We do not think that she would have done much injustice,
if she had made Elizabeth's Tower-dungeon the half-way house to the
scaffold. But though political, the half-sisterly dissensions between
these ladies serve to keep Mary I. within the rules of the royal
houses to which she belonged. Mary, dying of the loss of Calais and
the want of children, was succeeded by Elizabeth, who, being a
maiden queen, had no issue with whom to make issue concerning
things political or personal. But observe how basely she treated her
relatives, those poor girls, the Greys, Catharine and Mary, sisters of
poor Lady Jane, whose fair and clever head Mary I. had taken off.

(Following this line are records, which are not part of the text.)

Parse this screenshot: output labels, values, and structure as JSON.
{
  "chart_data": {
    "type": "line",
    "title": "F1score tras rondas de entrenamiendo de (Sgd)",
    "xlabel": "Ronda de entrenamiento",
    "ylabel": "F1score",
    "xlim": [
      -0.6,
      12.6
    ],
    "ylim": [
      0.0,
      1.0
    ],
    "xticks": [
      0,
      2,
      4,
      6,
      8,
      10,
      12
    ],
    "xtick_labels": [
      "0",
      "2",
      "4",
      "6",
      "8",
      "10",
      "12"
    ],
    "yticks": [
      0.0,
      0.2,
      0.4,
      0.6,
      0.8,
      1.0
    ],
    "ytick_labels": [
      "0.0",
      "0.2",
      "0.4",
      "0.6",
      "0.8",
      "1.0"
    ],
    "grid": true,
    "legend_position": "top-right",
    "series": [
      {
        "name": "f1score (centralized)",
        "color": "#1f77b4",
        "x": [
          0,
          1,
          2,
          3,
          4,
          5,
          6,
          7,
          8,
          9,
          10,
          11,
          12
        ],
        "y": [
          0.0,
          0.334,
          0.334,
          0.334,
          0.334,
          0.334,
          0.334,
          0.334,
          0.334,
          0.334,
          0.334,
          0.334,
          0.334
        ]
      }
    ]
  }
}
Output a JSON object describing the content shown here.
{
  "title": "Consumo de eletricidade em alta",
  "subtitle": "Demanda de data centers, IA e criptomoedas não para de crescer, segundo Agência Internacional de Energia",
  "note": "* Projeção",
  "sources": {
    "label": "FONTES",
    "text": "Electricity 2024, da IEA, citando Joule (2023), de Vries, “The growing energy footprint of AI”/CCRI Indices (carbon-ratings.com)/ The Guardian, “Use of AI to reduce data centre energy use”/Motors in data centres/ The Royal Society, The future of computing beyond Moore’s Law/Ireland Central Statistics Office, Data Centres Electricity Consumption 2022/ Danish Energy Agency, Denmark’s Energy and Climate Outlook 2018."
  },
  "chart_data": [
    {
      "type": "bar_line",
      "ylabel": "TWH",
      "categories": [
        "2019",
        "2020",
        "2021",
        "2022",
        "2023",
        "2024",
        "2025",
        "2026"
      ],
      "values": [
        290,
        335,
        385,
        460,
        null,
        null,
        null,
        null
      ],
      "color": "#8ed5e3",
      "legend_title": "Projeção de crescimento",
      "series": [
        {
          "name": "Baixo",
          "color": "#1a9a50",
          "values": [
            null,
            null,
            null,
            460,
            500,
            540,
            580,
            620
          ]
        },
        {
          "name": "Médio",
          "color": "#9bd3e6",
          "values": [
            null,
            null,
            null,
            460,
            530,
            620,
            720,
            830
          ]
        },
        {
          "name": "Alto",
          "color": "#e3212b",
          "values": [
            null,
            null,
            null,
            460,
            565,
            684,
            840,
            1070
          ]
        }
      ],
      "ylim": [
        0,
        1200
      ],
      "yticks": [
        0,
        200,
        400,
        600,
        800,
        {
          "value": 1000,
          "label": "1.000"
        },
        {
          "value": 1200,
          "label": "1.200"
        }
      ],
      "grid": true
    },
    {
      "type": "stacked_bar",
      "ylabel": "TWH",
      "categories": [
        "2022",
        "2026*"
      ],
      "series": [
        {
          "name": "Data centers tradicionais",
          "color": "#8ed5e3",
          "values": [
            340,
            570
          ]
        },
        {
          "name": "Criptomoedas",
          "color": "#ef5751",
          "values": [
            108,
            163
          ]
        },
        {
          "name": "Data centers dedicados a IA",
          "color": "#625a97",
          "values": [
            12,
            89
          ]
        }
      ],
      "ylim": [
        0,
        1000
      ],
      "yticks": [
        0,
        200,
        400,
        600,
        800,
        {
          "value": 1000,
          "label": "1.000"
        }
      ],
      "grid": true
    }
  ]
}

The
barren Queen, too jealous to share her power with a husband, hated
marriage with all "the sour malevolence of antiquated virginity," and
was down upon the Lady Catharine and the Lady Mary because they chose
to become wives. Then she imprisoned her cousin, Mary Stuart, for
nineteen years, and finally had her butchered under an approach to
the forms of law, and in total violation of its spirit. She, too, kept
within the royal rules, and made herself as great a pest as possible
to her relatives.
The English throne passed to the House of Stuart in 1603, and, after
a lapse of six-and-fifty years, England had a sovereign with sons and
daughters, the first since the death of Henry VIII.